Getting Started

In this page, we show how you can read (or process) WARC files to get through all Web pages in those files.

1. Download sample ArabicWeb16 WARC files

You can download sample files (786 MB) of around 62K Web pages from here.

2. Read the sample files

To read the files you will need to download two Java classes: WarcHTMLResponseRecord.java and WarcRecord.java. Those files are slightly-modified versions of the ClueWeb09 dataset reader.

We also provide a test reader class TestWarcReader.java that iterates over WARC files in a given directory and reads the WARC records (Web pages) in each of them.

You can download all the 3 java files in a zip file from here.

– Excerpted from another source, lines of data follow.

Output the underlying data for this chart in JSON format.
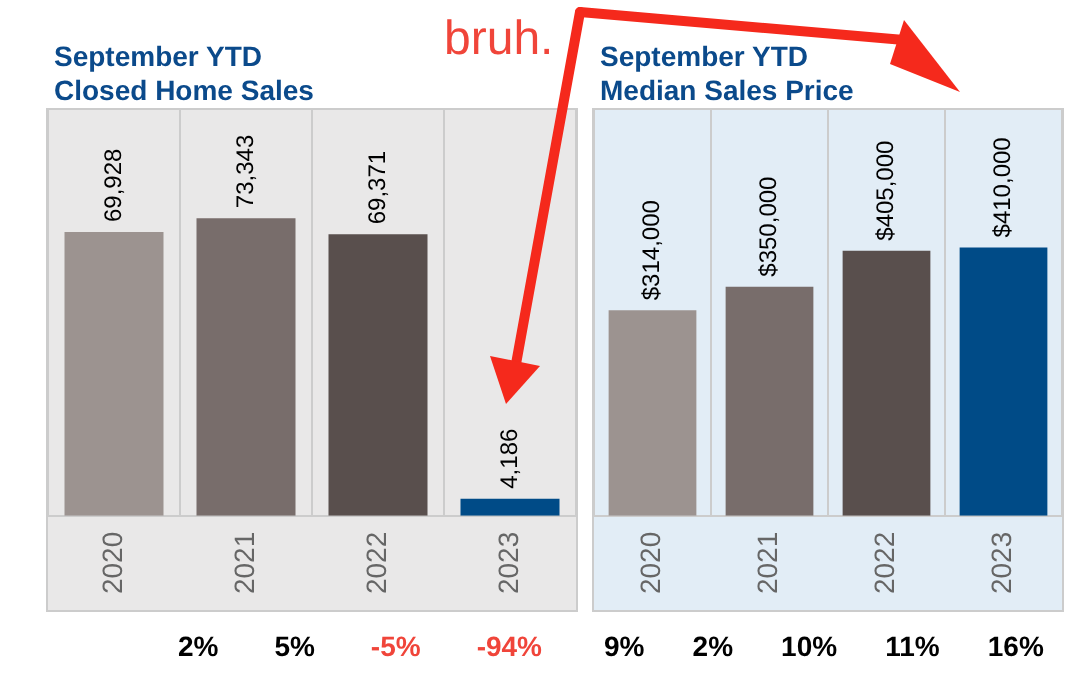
{
  "chart_data": [
    {
      "type": "bar",
      "title": "September YTD\nClosed Home Sales",
      "categories": [
        "2020",
        "2021",
        "2022",
        "2023"
      ],
      "values": [
        69928,
        73343,
        69371,
        4186
      ],
      "colors": [
        "#9c9390",
        "#786d6b",
        "#594f4d",
        "#004b87"
      ],
      "value_labels": [
        "69,928",
        "73,343",
        "69,371",
        "4,186"
      ],
      "ylim": [
        0,
        100000
      ],
      "tick_labels": "x",
      "grid": "x",
      "legend": false,
      "annotations": [
        "bruh.",
        "2%",
        "5%",
        "-5%",
        "-94%"
      ]
    },
    {
      "type": "bar",
      "title": "September YTD\nMedian Sales Price",
      "categories": [
        "2020",
        "2021",
        "2022",
        "2023"
      ],
      "values": [
        314000,
        350000,
        405000,
        410000
      ],
      "colors": [
        "#9c9390",
        "#786d6b",
        "#594f4d",
        "#004b87"
      ],
      "value_labels": [
        "$314,000",
        "$350,000",
        "$405,000",
        "$410,000"
      ],
      "ylim": [
        0,
        620000
      ],
      "tick_labels": "x",
      "grid": "x",
      "legend": false,
      "annotations": [
        "9%",
        "2%",
        "10%",
        "11%",
        "16%"
      ]
    }
  ]
}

To test reading the sample file:

Create a directory called "reader".
Create a sub-directory called "src" and put there the 3 java classes above (2 reader classes and 1 test class).
Create a sub-directory called "sample" and add the sample WARC files inside it.
Create a sub-directory called "classes".
Compile the code and run the test class as follows:

javac -sourcepath src -d classes src\*.java

java -Dfile.encoding=UTF8 -cp classes TestWarcReader sample

If the test runs successfully, you will see a list of document IDs and (towards the end) you get the following line:

Successful test. Number of read pages = 61934

Check the test code to see how you can get several information from each WARC record such as the corresponding document id, target URL, and the raw content.

Notes:

The Arabic content is encoded in UTF-8 format (where proper UTF-8 character encodings apply). You will have to handle the reading of the content accordingly.
We made a considerable effort to avoid any content that might be inappropriate, however we offer no warranty about the content of the dataset.